You get a 360-degree view of the customer, which you can be an incredible business advantage.
Proximity Marketing
Also called “retail geolocation marketing,” proximity marketing lets brick-and-mortar retailers use beacons–devices that transmit signals to nearby smartphones. Apps can then relay the phone’s physical location to the retailer.
That location data, when augmented with information about the customer’s online behavior and other big data, helps gives retailers the ability to push personalized offers to customers while they’re in the store.
Beacons can alert a grocery store owner that a shopper is lingering in the ice cream aisle, which could then trigger a text with a discount coupon for ice cream to help close the deal. What’s more, the data gleaned from the beacons can be added to the retailer’s existing big data. If the beacons reveal that people are skirting certain sections of the store, the retailer might want to consider changing the store’s physical layout.

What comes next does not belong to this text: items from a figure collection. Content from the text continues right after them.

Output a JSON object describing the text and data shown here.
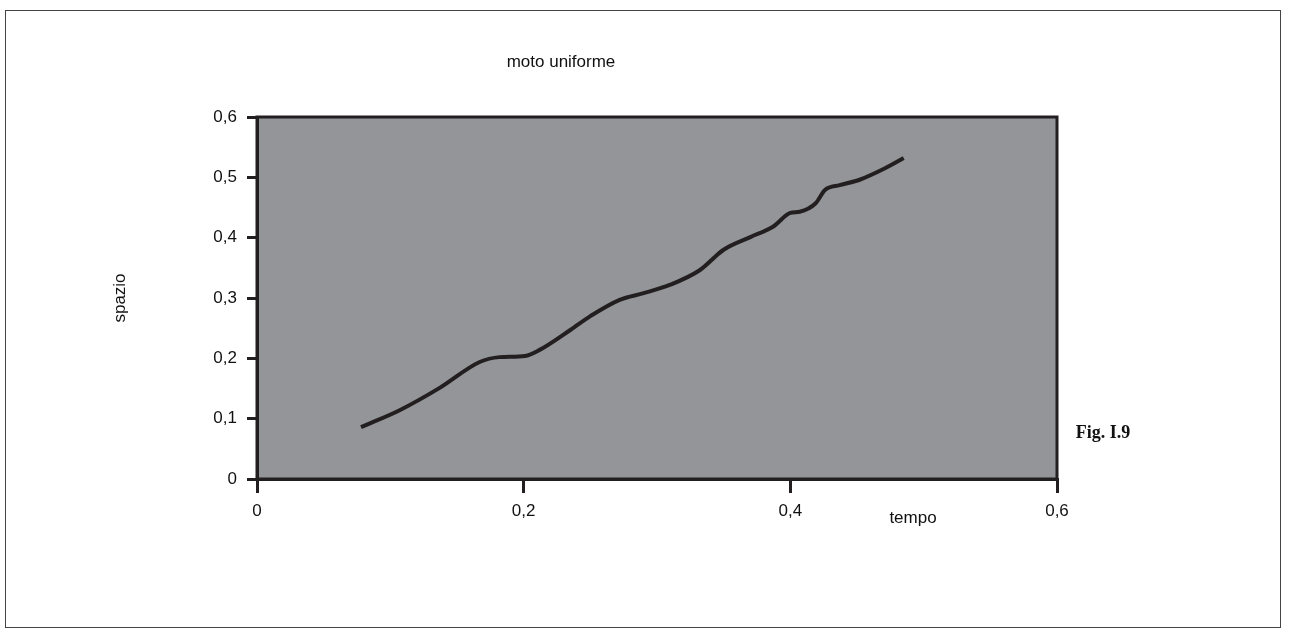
{
  "chart_data": {
    "type": "line",
    "title": "moto uniforme",
    "xlabel": "tempo",
    "ylabel": "spazio",
    "annotations": [
      "Fig. I.9"
    ],
    "x": [
      0.078,
      0.107,
      0.137,
      0.167,
      0.182,
      0.201,
      0.212,
      0.235,
      0.25,
      0.272,
      0.29,
      0.31,
      0.332,
      0.35,
      0.37,
      0.387,
      0.4,
      0.407,
      0.419,
      0.426,
      0.437,
      0.452,
      0.471,
      0.485
    ],
    "series": [
      {
        "color": "#231f20",
        "values": [
          0.086,
          0.114,
          0.151,
          0.194,
          0.202,
          0.204,
          0.214,
          0.247,
          0.27,
          0.297,
          0.308,
          0.322,
          0.346,
          0.38,
          0.401,
          0.418,
          0.441,
          0.443,
          0.457,
          0.479,
          0.487,
          0.496,
          0.515,
          0.532
        ]
      }
    ],
    "xlim": [
      0,
      0.6
    ],
    "ylim": [
      0,
      0.6
    ],
    "xticks": [
      0,
      {
        "value": 0.2,
        "label": "0,2"
      },
      {
        "value": 0.4,
        "label": "0,4"
      },
      {
        "value": 0.6,
        "label": "0,6"
      }
    ],
    "yticks": [
      0,
      {
        "value": 0.1,
        "label": "0,1"
      },
      {
        "value": 0.2,
        "label": "0,2"
      },
      {
        "value": 0.3,
        "label": "0,3"
      },
      {
        "value": 0.4,
        "label": "0,4"
      },
      {
        "value": 0.5,
        "label": "0,5"
      },
      {
        "value": 0.6,
        "label": "0,6"
      }
    ],
    "grid": false,
    "legend": false,
    "marker": "none",
    "line_style": "solid"
  }
}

Proximity marketing can also increase traffic to stores. There’s one example of a convenience-food chain that used beacons and big data to push coupons to people who were heading to nearby competitors, thus luring them to their own shops instead.
Big Data in Healthcare
Now that the vast majority of healthcare providers have switch to EHRs (electronic health records), clinicians, researchings, pharma, and biotech firms can tap into this aggregated data and improve the effectiveness of treatments and procedures.
Big data has helped researchers discover more risks and benefits from drug trials than they have in the past. Analyzing years of big data has also given some organizations more insight into the risk factors for opioid abuse. And on a smaller but still significant scale, big data analytics can help hospitals and clinics schedule staff more effectively and improve patient care.
Big Data in Technology
Tech firms use big data to assess risks, too, and with a high degree of accuracy and with a tighter focus on targeting customers. Big data has also led to an increased need for data analysts, data engineers, data scientists, and data architects. Security engineers and database managers are also in very high demand.
Big data has also driven a very high need for artificial intelligence and machine learning to help process and analyze all of this information into a usable format.
Though big data is a very nuanced topic with lots of obvious and hiddenc complexity, it’s easy to see that it’s changed our lives and livelihoods in very significant ways. As data professionals continue to hone ways of harnessing high-volume, high-velocity, and high-value information, big data will continue to improve everything from medicine to traffic predictions to retail recommendations.